Polylactic acid nanocomposites toughened with nanofibrillated cellulose: microstructure, thermal, and mechanical properties

Structure-property interdependency is of vital importance in developing advanced polymer nanocomposites as well as enhancing their ultimate properties. In this research study, toughening of polylactic acid (PLA) with nanofibrillated cellulose (NFC) was studied and comparison was made between the thermal and mechanical properties of systems containing pristine and modified NFC. NFC was modified through two different methods: acetylation of hydroxyl groups and grafting of poly(ethylene glycol) (PEG) onto cellulose chains. Fourier transform infrared spectroscopy (FTIR), X-ray diffraction (XRD), and differential scanning calorimetry were employed to probe into the surface characteristics, thermal properties, and crystallinity of NFC/modified NFC, respectively; moreover, SEM imaging was utilized for surface morphology of the samples. Subsequently, PLA with modified and unmodified NFC was prepared to evaluate the filler addition effect on toughness. Acetylated NFC has changed the PLA crystallinity degree and rate, which affected the modulus of PLA, as signaled by the changed NFC surface.
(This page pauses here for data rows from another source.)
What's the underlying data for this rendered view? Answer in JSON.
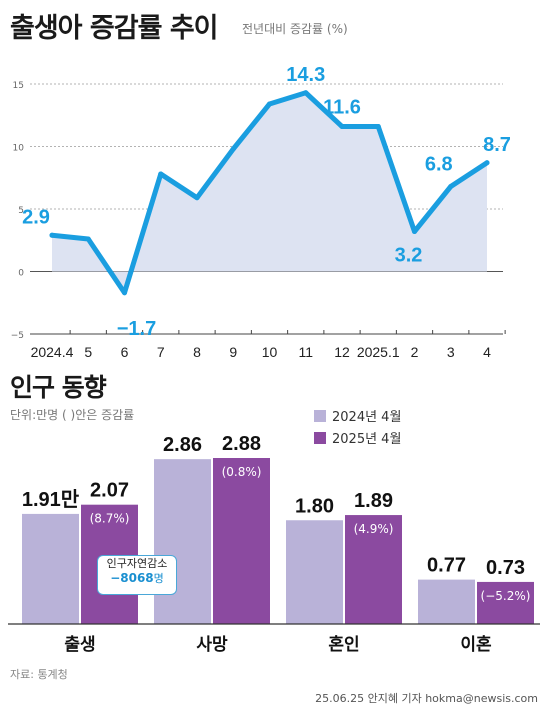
{
  "title": "출생아 증감률 추이",
  "title_note": "전년대비 증감률 (%)",
  "section2_title": "인구 동향",
  "unit_note": "단위:만명 ( )안은  증감률",
  "source": "자료: 통계청",
  "credit": "25.06.25 안지혜 기자 hokma@newsis.com",
  "natural_decrease": {
    "label": "인구자연감소",
    "value": "−8068",
    "unit": "명"
  },
  "colors": {
    "line": "#1a9ee0",
    "area": "#dde3f2",
    "bar_2024": "#b9b2d8",
    "bar_2025": "#8b4aa0",
    "accent_text": "#1a9ee0"
  },
  "chart_data": [
    {
      "type": "area",
      "title": "출생아 증감률 추이",
      "categories": [
        "2024.4",
        "5",
        "6",
        "7",
        "8",
        "9",
        "10",
        "11",
        "12",
        "2025.1",
        "2",
        "3",
        "4"
      ],
      "values": [
        2.9,
        2.6,
        -1.7,
        7.8,
        5.9,
        9.8,
        13.4,
        14.3,
        11.6,
        11.6,
        3.2,
        6.8,
        8.7
      ],
      "data_labels": [
        {
          "index": 0,
          "text": "2.9"
        },
        {
          "index": 2,
          "text": "−1.7"
        },
        {
          "index": 7,
          "text": "14.3"
        },
        {
          "index": 8,
          "text": "11.6"
        },
        {
          "index": 10,
          "text": "3.2"
        },
        {
          "index": 11,
          "text": "6.8"
        },
        {
          "index": 12,
          "text": "8.7"
        }
      ],
      "y_ticks": [
        "15",
        "10",
        "5",
        "0",
        "−5"
      ],
      "ylim": [
        -5,
        15
      ],
      "grid": true
    },
    {
      "type": "bar",
      "title": "인구 동향",
      "categories": [
        "출생",
        "사망",
        "혼인",
        "이혼"
      ],
      "series": [
        {
          "name": "2024년 4월",
          "values": [
            1.91,
            2.86,
            1.8,
            0.77
          ],
          "labels": [
            "1.91만",
            "2.86",
            "1.80",
            "0.77"
          ]
        },
        {
          "name": "2025년 4월",
          "values": [
            2.07,
            2.88,
            1.89,
            0.73
          ],
          "labels": [
            "2.07",
            "2.88",
            "1.89",
            "0.73"
          ],
          "rates": [
            "(8.7%)",
            "(0.8%)",
            "(4.9%)",
            "(−5.2%)"
          ]
        }
      ]
    }
  ]
}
Particularly, mechanical and toughening behaviors of the prepared nanocomposites were analyzed based on tensile measurements which showed an eightfold rise in toughening along with 18% decrease in modulus of the samples comprising 1 wt% of acetylated NFC compared to a blank PLA. However, a sevenfold increase in toughening was observed upon introduction of both modified NFC to the PLA matrix. SEM observations divulged proper dispersion of NFC-g-AC in the PLA matrix which reduced stress concentration, but enhanced toughness in comparison with NFC-g-PEG with agglomeration that caused stress concentration leading to brittle behavior. In the light of the obtained results, it can be inferred that brittle PLA can be toughened by the surface-modified NFC. This research study can illuminate the way for future works on the modifications of nano-scale fillers/additives to achieve improved mechanical and thermal properties of PLA.